A new report from the International Longevity Centre outlines bold new ideas that could be embraced so that the UK can benefit more from our greater longevity after years of inaction.

Woman caring for elderly relative


A new report calls for bold action to capitalise on our greater longevity after years of procrastination and for a Parliamentary Demographic Change Select Committee to be set up to audit the government’s progress.

The report, One hundred not out: A route map for long lives, published today by the International Longevity Centre UK (ILC), also calls for the appointment of a cross-governmental inter-ministerial group focused on future generations, led by a cabinet minister, that reports regularly to Parliament. Its remit would be “to consider demographic change, the implications of technological change and environmental sustainability, over a long-term horizon”.

It highlights how society and Government need to rethink and invest more in public policies to ensure a more equitable and healthier lifetime, given life expectancy which was growing for many years has been stalling since 2013 amid growing social inequality.

The report says what is needed is action to promote the benefits of longer lives, to address ageism and to focus on prevention of ill health and poverty throughout people’s lives. It states that “too little modelling of the costs of ageing considers how an increasingly economically active older population could add to economic growth rather than take away from it”.

It sets out wide-ranging ideas for improving health, tackling poverty, building community infrastructure and helping people build relationships and have fun throughout their lives. Among the issues it tackles is work. It cites new research that almost one in ten people (9.54%) aged between 50 and the State Pension Age left work involuntarily in 2023.

It says: “The state pension age is still set significantly higher than healthy life expectancy in many parts of the country, and workplaces aren’t adequately adapted to health needs. And wide health inequalities persist.”

Measures to address this include:

  • Providing funding for employees of all ages to pursue age discrimination claims through the courts
  • Using business rate relief and tax incentives to support the development of co-working hubs and community spaces based within communities
  • Requiring all jobs to be ‘flexible by default’ and encouraging employers to look at reducing hours/4-day weeks
  • Developing Occupational Health Hubs alongside JobCentre Plus
  • Ensuring all workers have access to Midlife MOTs
  • Creating a new scheme to encourage workplace savings; an escalator on auto-enrolment minimum contributions and new ways for self-employed people to save

Other broader measures to promote health include:

  • Ensuring that at least 6% of health spending goes towards preventative activity while embracing the ‘nanny state’ with new measures to curb unhealthy behaviour
  • Opening an innovation fund – the Healthy Ageing Challenge 2.0 – with a focus on developing and scaling new ideas to improve health, adapt workplaces and tackle isolation and loneliness.
  • Creating a new Duke of Edinburgh Award offering fun, fitness, skills development alongside social action for people of all ages
  • Developing new multigenerational community hubs building on the best of Sure Start Centres, community hubs and neighbourhood networks.

The report also proposes some “bold ideas” for more ambitious changes.
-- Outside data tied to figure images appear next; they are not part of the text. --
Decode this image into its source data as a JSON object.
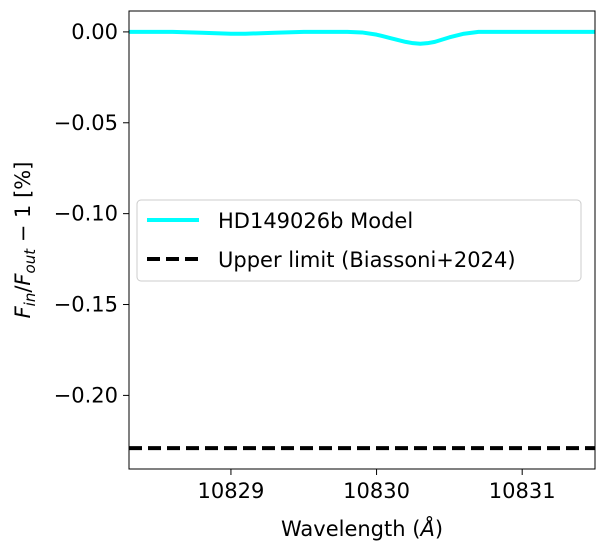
{
  "chart_data": {
    "type": "line",
    "xlabel": "Wavelength (Å)",
    "ylabel": "F_in/F_out − 1 [%]",
    "xlim": [
      10828.3,
      10831.5
    ],
    "ylim": [
      -0.2405,
      0.0115
    ],
    "xticks": [
      10829,
      10830,
      10831
    ],
    "yticks": [
      0.0,
      -0.05,
      -0.1,
      -0.15,
      -0.2
    ],
    "xtick_labels": [
      "10829",
      "10830",
      "10831"
    ],
    "ytick_labels": [
      "0.00",
      "−0.05",
      "−0.10",
      "−0.15",
      "−0.20"
    ],
    "legend_position": "center-right",
    "series": [
      {
        "name": "HD149026b Model",
        "color": "#00ffff",
        "style": "solid",
        "x": [
          10828.3,
          10828.6,
          10828.8,
          10829.0,
          10829.1,
          10829.3,
          10829.5,
          10829.8,
          10829.9,
          10830.0,
          10830.1,
          10830.2,
          10830.25,
          10830.3,
          10830.35,
          10830.4,
          10830.5,
          10830.6,
          10830.7,
          10831.0,
          10831.5
        ],
        "y": [
          0.0,
          0.0,
          -0.0005,
          -0.001,
          -0.001,
          -0.0005,
          0.0,
          0.0,
          -0.0003,
          -0.0015,
          -0.0035,
          -0.0055,
          -0.0062,
          -0.0065,
          -0.0062,
          -0.0055,
          -0.003,
          -0.001,
          0.0,
          0.0,
          0.0
        ]
      },
      {
        "name": "Upper limit (Biassoni+2024)",
        "color": "#000000",
        "style": "dashed",
        "x": [
          10828.3,
          10831.5
        ],
        "y": [
          -0.229,
          -0.229
        ]
      }
    ]
  }
}
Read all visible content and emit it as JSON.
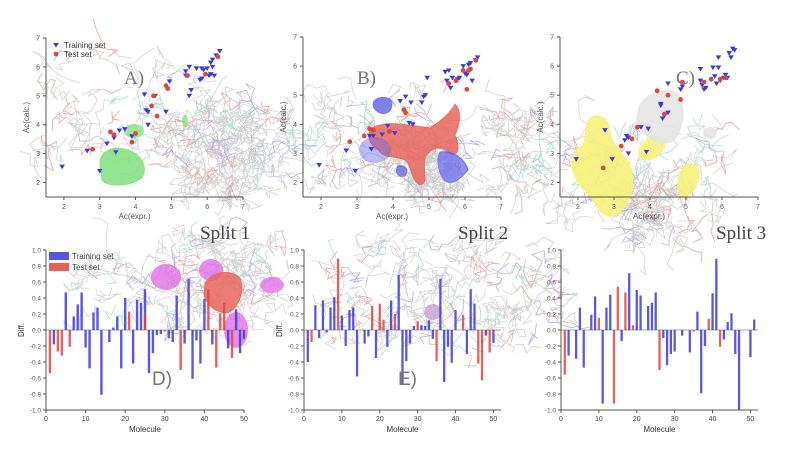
{
  "figure": {
    "split_titles": [
      "Split 1",
      "Split 2",
      "Split 3"
    ],
    "colors": {
      "training": "#3a3ae0",
      "test": "#e0453d",
      "axis": "#555555",
      "panel_label": "#777777",
      "mol_gray": "#c8c8c8",
      "mol_red": "#e88a8a",
      "mol_blue": "#9a9ae6",
      "mol_green": "#7fe0b8",
      "field_green": "#7fe07a",
      "field_red": "#e8655e",
      "field_blue": "#6a6ae8",
      "field_magenta": "#e070e8",
      "field_yellow": "#f6f27a",
      "field_white": "#e4e4e4"
    }
  },
  "chart_data": [
    {
      "id": "A",
      "panel_label": "A)",
      "type": "scatter",
      "xlabel": "Ac(expr.)",
      "ylabel": "Ac(calc.)",
      "xlim": [
        1.5,
        7
      ],
      "ylim": [
        1.5,
        7
      ],
      "xticks": [
        "2",
        "3",
        "4",
        "5",
        "6",
        "7"
      ],
      "yticks": [
        "2",
        "3",
        "4",
        "5",
        "6",
        "7"
      ],
      "legend": {
        "position": "top-left",
        "entries": [
          "Training set",
          "Test set"
        ]
      },
      "series": [
        {
          "name": "Training set",
          "marker": "triangle-down",
          "points": [
            [
              1.95,
              2.55
            ],
            [
              2.65,
              3.1
            ],
            [
              3.0,
              2.4
            ],
            [
              3.2,
              3.35
            ],
            [
              3.4,
              3.55
            ],
            [
              3.45,
              3.05
            ],
            [
              3.55,
              3.8
            ],
            [
              3.7,
              3.85
            ],
            [
              3.9,
              3.6
            ],
            [
              4.25,
              5.05
            ],
            [
              4.3,
              4.5
            ],
            [
              4.35,
              4.45
            ],
            [
              4.35,
              4.0
            ],
            [
              4.55,
              5.0
            ],
            [
              4.85,
              4.45
            ],
            [
              4.95,
              5.5
            ],
            [
              5.4,
              5.7
            ],
            [
              5.4,
              5.85
            ],
            [
              5.5,
              5.0
            ],
            [
              5.5,
              6.0
            ],
            [
              5.55,
              5.2
            ],
            [
              5.7,
              5.95
            ],
            [
              5.8,
              5.55
            ],
            [
              5.85,
              5.6
            ],
            [
              5.85,
              5.95
            ],
            [
              5.9,
              5.9
            ],
            [
              6.0,
              5.95
            ],
            [
              6.05,
              5.7
            ],
            [
              6.1,
              5.75
            ],
            [
              6.1,
              6.15
            ],
            [
              6.15,
              6.0
            ],
            [
              6.15,
              6.25
            ],
            [
              6.2,
              5.7
            ],
            [
              6.25,
              6.4
            ],
            [
              6.35,
              6.55
            ]
          ]
        },
        {
          "name": "Test set",
          "marker": "circle",
          "points": [
            [
              2.8,
              3.15
            ],
            [
              3.3,
              3.75
            ],
            [
              3.4,
              3.65
            ],
            [
              3.9,
              3.4
            ],
            [
              4.0,
              3.7
            ],
            [
              4.45,
              4.65
            ],
            [
              4.5,
              5.0
            ],
            [
              4.6,
              4.3
            ],
            [
              4.85,
              5.35
            ],
            [
              4.9,
              5.25
            ],
            [
              5.45,
              5.7
            ],
            [
              5.95,
              5.75
            ],
            [
              6.3,
              6.35
            ]
          ]
        }
      ]
    },
    {
      "id": "B",
      "panel_label": "B)",
      "type": "scatter",
      "xlabel": "Ac(expr.)",
      "ylabel": "Ac(calc.)",
      "xlim": [
        1.5,
        7
      ],
      "ylim": [
        1.5,
        7
      ],
      "xticks": [
        "2",
        "3",
        "4",
        "5",
        "6",
        "7"
      ],
      "yticks": [
        "2",
        "3",
        "4",
        "5",
        "6",
        "7"
      ],
      "series": [
        {
          "name": "Training set",
          "marker": "triangle-down",
          "points": [
            [
              1.95,
              2.6
            ],
            [
              2.7,
              3.1
            ],
            [
              2.95,
              2.4
            ],
            [
              3.35,
              3.6
            ],
            [
              3.45,
              3.6
            ],
            [
              3.4,
              3.15
            ],
            [
              3.7,
              3.65
            ],
            [
              3.85,
              3.95
            ],
            [
              4.05,
              3.7
            ],
            [
              4.2,
              4.8
            ],
            [
              4.35,
              4.95
            ],
            [
              4.5,
              4.75
            ],
            [
              4.45,
              4.05
            ],
            [
              4.55,
              4.0
            ],
            [
              4.8,
              4.75
            ],
            [
              4.85,
              4.95
            ],
            [
              4.9,
              5.0
            ],
            [
              4.95,
              5.6
            ],
            [
              5.45,
              5.8
            ],
            [
              5.5,
              5.5
            ],
            [
              5.55,
              5.85
            ],
            [
              5.6,
              5.25
            ],
            [
              5.65,
              5.6
            ],
            [
              5.75,
              5.5
            ],
            [
              5.8,
              5.55
            ],
            [
              5.85,
              5.6
            ],
            [
              5.95,
              6.0
            ],
            [
              6.0,
              5.75
            ],
            [
              6.05,
              5.7
            ],
            [
              6.1,
              6.05
            ],
            [
              6.15,
              6.1
            ],
            [
              6.2,
              5.5
            ],
            [
              6.3,
              6.2
            ],
            [
              6.35,
              6.3
            ]
          ]
        },
        {
          "name": "Test set",
          "marker": "circle",
          "points": [
            [
              2.8,
              3.4
            ],
            [
              3.2,
              3.6
            ],
            [
              3.35,
              3.85
            ],
            [
              3.45,
              3.8
            ],
            [
              3.9,
              3.75
            ],
            [
              4.3,
              4.5
            ],
            [
              4.35,
              4.4
            ],
            [
              5.55,
              5.4
            ],
            [
              5.75,
              5.5
            ],
            [
              5.95,
              5.85
            ],
            [
              6.05,
              5.2
            ],
            [
              6.1,
              5.85
            ],
            [
              6.15,
              5.9
            ],
            [
              6.3,
              6.2
            ]
          ]
        }
      ]
    },
    {
      "id": "C",
      "panel_label": "C)",
      "type": "scatter",
      "xlabel": "Ac(expr.)",
      "ylabel": "Ac(calc.)",
      "xlim": [
        1.5,
        7
      ],
      "ylim": [
        1.5,
        7
      ],
      "xticks": [
        "2",
        "3",
        "4",
        "5",
        "6",
        "7"
      ],
      "yticks": [
        "2",
        "3",
        "4",
        "5",
        "6",
        "7"
      ],
      "series": [
        {
          "name": "Training set",
          "marker": "triangle-down",
          "points": [
            [
              1.95,
              2.8
            ],
            [
              2.75,
              3.8
            ],
            [
              2.95,
              2.8
            ],
            [
              3.3,
              3.45
            ],
            [
              3.35,
              3.6
            ],
            [
              3.4,
              3.55
            ],
            [
              3.4,
              3.0
            ],
            [
              3.75,
              3.9
            ],
            [
              3.9,
              3.05
            ],
            [
              3.95,
              3.85
            ],
            [
              4.3,
              4.65
            ],
            [
              4.3,
              4.7
            ],
            [
              4.35,
              4.2
            ],
            [
              4.4,
              4.3
            ],
            [
              4.5,
              4.4
            ],
            [
              4.5,
              5.4
            ],
            [
              4.85,
              5.2
            ],
            [
              4.9,
              5.3
            ],
            [
              5.4,
              5.9
            ],
            [
              5.4,
              5.5
            ],
            [
              5.45,
              5.35
            ],
            [
              5.5,
              5.2
            ],
            [
              5.55,
              5.25
            ],
            [
              5.75,
              5.95
            ],
            [
              5.8,
              5.65
            ],
            [
              5.85,
              5.4
            ],
            [
              5.9,
              5.95
            ],
            [
              5.9,
              6.3
            ],
            [
              5.95,
              5.5
            ],
            [
              6.05,
              5.6
            ],
            [
              6.1,
              5.7
            ],
            [
              6.15,
              5.6
            ],
            [
              6.2,
              6.45
            ],
            [
              6.25,
              6.3
            ],
            [
              6.3,
              6.6
            ],
            [
              6.35,
              6.55
            ]
          ]
        },
        {
          "name": "Test set",
          "marker": "circle",
          "points": [
            [
              2.7,
              2.5
            ],
            [
              3.2,
              3.25
            ],
            [
              3.5,
              3.5
            ],
            [
              3.65,
              3.9
            ],
            [
              4.2,
              5.15
            ],
            [
              4.4,
              4.35
            ],
            [
              4.5,
              5.0
            ],
            [
              4.85,
              4.85
            ],
            [
              4.9,
              5.45
            ],
            [
              5.5,
              5.45
            ],
            [
              5.7,
              5.55
            ],
            [
              5.95,
              5.55
            ],
            [
              6.1,
              5.6
            ]
          ]
        }
      ]
    },
    {
      "id": "D",
      "panel_label": "D)",
      "type": "bar",
      "xlabel": "Molecule",
      "ylabel": "Diff.",
      "xlim": [
        0,
        50
      ],
      "ylim": [
        -1.0,
        1.0
      ],
      "xticks": [
        "0",
        "10",
        "20",
        "30",
        "40",
        "50"
      ],
      "yticks": [
        "-1.0",
        "-0.8",
        "-0.6",
        "-0.4",
        "-0.2",
        "0.0",
        "0.2",
        "0.4",
        "0.6",
        "0.8",
        "1.0"
      ],
      "legend": {
        "position": "top-left",
        "entries": [
          "Training set",
          "Test set"
        ]
      },
      "series": [
        {
          "name": "Training set",
          "x": [
            2,
            5,
            7,
            8,
            9,
            10,
            11,
            12,
            13,
            14,
            16,
            17,
            18,
            19,
            20,
            22,
            23,
            24,
            25,
            26,
            27,
            28,
            29,
            31,
            32,
            33,
            35,
            36,
            37,
            38,
            39,
            40,
            42,
            46,
            48,
            49,
            50
          ],
          "values": [
            -0.18,
            0.47,
            0.17,
            0.32,
            0.47,
            -0.22,
            -0.48,
            0.22,
            0.28,
            -0.81,
            -0.15,
            0.03,
            0.17,
            -0.48,
            0.4,
            -0.42,
            0.38,
            0.34,
            0.51,
            -0.54,
            -0.29,
            -0.06,
            -0.05,
            -0.1,
            -0.15,
            0.43,
            -0.17,
            0.64,
            -0.61,
            -0.13,
            -0.42,
            0.39,
            -0.18,
            -0.23,
            0.26,
            -0.29,
            -0.11
          ]
        },
        {
          "name": "Test set",
          "x": [
            1,
            3,
            4,
            6,
            21,
            25,
            30,
            34,
            41,
            43,
            44,
            45,
            47
          ],
          "values": [
            -0.54,
            -0.27,
            -0.32,
            -0.21,
            0.23,
            0.2,
            -0.02,
            -0.5,
            0.51,
            -0.47,
            0.21,
            0.34,
            -0.35
          ]
        }
      ]
    },
    {
      "id": "E",
      "panel_label": "E)",
      "type": "bar",
      "xlabel": "Molecule",
      "ylabel": "Diff.",
      "xlim": [
        0,
        52
      ],
      "ylim": [
        -1.0,
        1.0
      ],
      "xticks": [
        "0",
        "10",
        "20",
        "30",
        "40",
        "50"
      ],
      "yticks": [
        "-1.0",
        "-0.8",
        "-0.6",
        "-0.4",
        "-0.2",
        "0.0",
        "0.2",
        "0.4",
        "0.6",
        "0.8",
        "1.0"
      ],
      "series": [
        {
          "name": "Training set",
          "x": [
            1,
            3,
            4,
            5,
            6,
            7,
            8,
            10,
            11,
            12,
            13,
            14,
            16,
            17,
            19,
            22,
            23,
            25,
            26,
            27,
            28,
            29,
            31,
            32,
            33,
            34,
            36,
            37,
            38,
            39,
            40,
            43,
            44,
            45,
            48,
            50
          ],
          "values": [
            -0.4,
            0.31,
            -0.1,
            0.37,
            -0.03,
            0.28,
            0.41,
            0.18,
            -0.2,
            0.25,
            0.28,
            -0.58,
            -0.17,
            -0.08,
            -0.35,
            -0.21,
            0.37,
            0.69,
            -0.67,
            -0.39,
            -0.17,
            0.05,
            0.06,
            0.05,
            0.12,
            -0.11,
            0.64,
            -0.65,
            -0.21,
            -0.41,
            0.25,
            -0.3,
            0.51,
            0.33,
            -0.07,
            -0.16
          ]
        },
        {
          "name": "Test set",
          "x": [
            2,
            9,
            18,
            20,
            21,
            24,
            30,
            35,
            42,
            46,
            47,
            49
          ],
          "values": [
            -0.15,
            0.89,
            0.3,
            0.33,
            0.13,
            0.2,
            0.11,
            -0.39,
            0.19,
            -0.42,
            -0.63,
            -0.28
          ]
        }
      ]
    },
    {
      "id": "F",
      "panel_label": "",
      "type": "bar",
      "xlabel": "Molecule",
      "ylabel": "",
      "xlim": [
        0,
        52
      ],
      "ylim": [
        -1.0,
        1.0
      ],
      "xticks": [
        "0",
        "10",
        "20",
        "30",
        "40",
        "50"
      ],
      "yticks": [
        "-1.0",
        "-0.8",
        "-0.6",
        "-0.4",
        "-0.2",
        "0.0",
        "0.2",
        "0.4",
        "0.6",
        "0.8",
        "1.0"
      ],
      "series": [
        {
          "name": "Training set",
          "x": [
            2,
            4,
            5,
            6,
            8,
            9,
            11,
            12,
            13,
            16,
            18,
            20,
            21,
            23,
            24,
            25,
            27,
            28,
            29,
            30,
            32,
            34,
            36,
            37,
            38,
            40,
            41,
            43,
            44,
            45,
            46,
            47,
            50,
            51
          ],
          "values": [
            -0.32,
            -0.36,
            0.28,
            -0.47,
            0.19,
            0.42,
            -0.92,
            0.28,
            0.44,
            -0.14,
            0.71,
            0.5,
            0.43,
            0.3,
            0.34,
            0.47,
            -0.1,
            -0.44,
            -0.3,
            -0.27,
            -0.07,
            -0.28,
            0.23,
            -0.79,
            -0.2,
            0.46,
            0.89,
            -0.12,
            0.1,
            0.21,
            -0.3,
            -1.0,
            -0.34,
            0.13
          ]
        },
        {
          "name": "Test set",
          "x": [
            1,
            10,
            14,
            15,
            17,
            19,
            26,
            35,
            39,
            42
          ],
          "values": [
            -0.56,
            0.15,
            -0.92,
            0.54,
            0.47,
            0.06,
            -0.5,
            -0.02,
            0.14,
            -0.21
          ]
        }
      ]
    }
  ]
}
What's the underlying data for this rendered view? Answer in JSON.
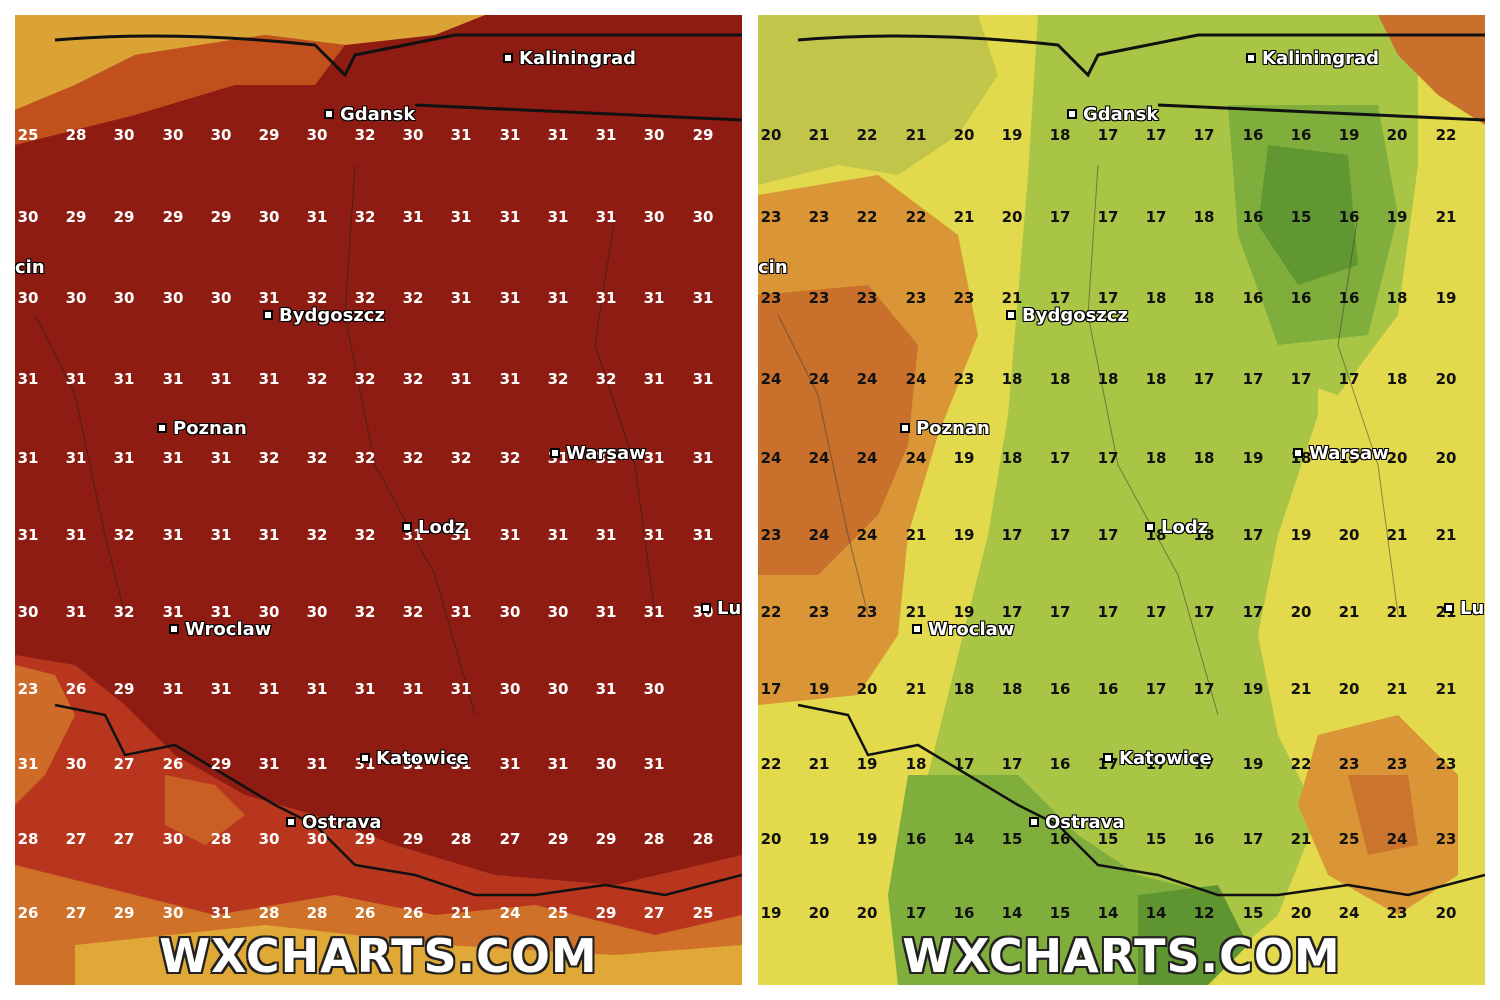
{
  "site": {
    "watermark": "WXCHARTS.COM"
  },
  "colors": {
    "left_base": "#8e1c12",
    "left_mid": "#b8361d",
    "left_orange": "#d0712a",
    "left_yellow": "#e3b23a",
    "right_base": "#a8c546",
    "right_green": "#7fae3c",
    "right_dark_green": "#5e9530",
    "right_yellow": "#e3d94c",
    "right_orange": "#d99536",
    "right_deep_orange": "#c8702c"
  },
  "rows": [
    {
      "left": [
        "25",
        "28",
        "30",
        "30",
        "30",
        "29",
        "30",
        "32",
        "30",
        "31",
        "31",
        "31",
        "31",
        "30",
        "29"
      ],
      "right": [
        "20",
        "21",
        "22",
        "21",
        "20",
        "19",
        "18",
        "17",
        "17",
        "17",
        "16",
        "16",
        "19",
        "20",
        "22"
      ]
    },
    {
      "left": [
        "30",
        "29",
        "29",
        "29",
        "29",
        "30",
        "31",
        "32",
        "31",
        "31",
        "31",
        "31",
        "31",
        "30",
        "30"
      ],
      "right": [
        "23",
        "23",
        "22",
        "22",
        "21",
        "20",
        "17",
        "17",
        "17",
        "18",
        "16",
        "15",
        "16",
        "19",
        "21"
      ]
    },
    {
      "left": [
        "30",
        "30",
        "30",
        "30",
        "30",
        "31",
        "32",
        "32",
        "32",
        "31",
        "31",
        "31",
        "31",
        "31",
        "31"
      ],
      "right": [
        "23",
        "23",
        "23",
        "23",
        "23",
        "21",
        "17",
        "17",
        "18",
        "18",
        "16",
        "16",
        "16",
        "18",
        "19"
      ]
    },
    {
      "left": [
        "31",
        "31",
        "31",
        "31",
        "31",
        "31",
        "32",
        "32",
        "32",
        "31",
        "31",
        "32",
        "32",
        "31",
        "31"
      ],
      "right": [
        "24",
        "24",
        "24",
        "24",
        "23",
        "18",
        "18",
        "18",
        "18",
        "17",
        "17",
        "17",
        "17",
        "18",
        "20"
      ]
    },
    {
      "left": [
        "31",
        "31",
        "31",
        "31",
        "31",
        "32",
        "32",
        "32",
        "32",
        "32",
        "32",
        "31",
        "31",
        "31",
        "31"
      ],
      "right": [
        "24",
        "24",
        "24",
        "24",
        "19",
        "18",
        "17",
        "17",
        "18",
        "18",
        "19",
        "18",
        "19",
        "20",
        "20"
      ]
    },
    {
      "left": [
        "31",
        "31",
        "32",
        "31",
        "31",
        "31",
        "32",
        "32",
        "31",
        "31",
        "31",
        "31",
        "31",
        "31",
        "31"
      ],
      "right": [
        "23",
        "24",
        "24",
        "21",
        "19",
        "17",
        "17",
        "17",
        "18",
        "18",
        "17",
        "19",
        "20",
        "21",
        "21"
      ]
    },
    {
      "left": [
        "30",
        "31",
        "32",
        "31",
        "31",
        "30",
        "30",
        "32",
        "32",
        "31",
        "30",
        "30",
        "31",
        "31",
        "30"
      ],
      "right": [
        "22",
        "23",
        "23",
        "21",
        "19",
        "17",
        "17",
        "17",
        "17",
        "17",
        "17",
        "20",
        "21",
        "21",
        "21"
      ]
    },
    {
      "left": [
        "23",
        "26",
        "29",
        "31",
        "31",
        "31",
        "31",
        "31",
        "31",
        "31",
        "30",
        "30",
        "31",
        "30",
        ""
      ],
      "right": [
        "17",
        "19",
        "20",
        "21",
        "18",
        "18",
        "16",
        "16",
        "17",
        "17",
        "19",
        "21",
        "20",
        "21",
        "21"
      ]
    },
    {
      "left": [
        "31",
        "30",
        "27",
        "26",
        "29",
        "31",
        "31",
        "31",
        "31",
        "31",
        "31",
        "31",
        "30",
        "31",
        ""
      ],
      "right": [
        "22",
        "21",
        "19",
        "18",
        "17",
        "17",
        "16",
        "17",
        "17",
        "17",
        "19",
        "22",
        "23",
        "23",
        "23"
      ]
    },
    {
      "left": [
        "28",
        "27",
        "27",
        "30",
        "28",
        "30",
        "30",
        "29",
        "29",
        "28",
        "27",
        "29",
        "29",
        "28",
        "28"
      ],
      "right": [
        "20",
        "19",
        "19",
        "16",
        "14",
        "15",
        "16",
        "15",
        "15",
        "16",
        "17",
        "21",
        "25",
        "24",
        "23"
      ]
    },
    {
      "left": [
        "26",
        "27",
        "29",
        "30",
        "31",
        "28",
        "28",
        "26",
        "26",
        "21",
        "24",
        "25",
        "29",
        "27",
        "25"
      ],
      "right": [
        "19",
        "20",
        "20",
        "17",
        "16",
        "14",
        "15",
        "14",
        "14",
        "12",
        "15",
        "20",
        "24",
        "23",
        "20"
      ]
    }
  ],
  "cities": {
    "kaliningrad": "Kaliningrad",
    "gdansk": "Gdansk",
    "bydgoszcz": "Bydgoszcz",
    "poznan": "Poznan",
    "warsaw": "Warsaw",
    "lodz": "Lodz",
    "wroclaw": "Wroclaw",
    "katowice": "Katowice",
    "ostrava": "Ostrava",
    "szczecin_partial": "cin",
    "lublin_partial": "Lu"
  }
}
These include setting up citizens’ panels with the power to make proposals directly to Parliament; developing a new ‘Lifetime Work Standard’, guaranteeing flexible working arrangements, support for carers and access to training and occupational health; and providing financial incentives for physical activity.

David Sinclair, ILC’s Chief Executive, said: “Over a decade ago, a House of Lords cross-party committee warned that we weren’t ready for our ageing future. We still aren’t. Today we also need to consider the growing challenges around long-term environmental sustainability and the implications of technological changes alongside the way we approach human longevity.

“The opportunities for long lives are enormous, but politicians have not been honest enough about the trade-offs we’ll have to make now to reap the rewards of long lives in the decades to come.

“We need an honest debate about how we want to carve up our long lives to deliver the things we want and need – to work, to contribute, to learn, to love, to have fun and to care and be cared for. Getting the balance right will mean doing things differently. We need high-level, cross-governmental work on demographic change. We need to recognise that we might need the state to intervene more in some areas, but we’re also going to have to ask individuals to take more opportunity and even risk in others.”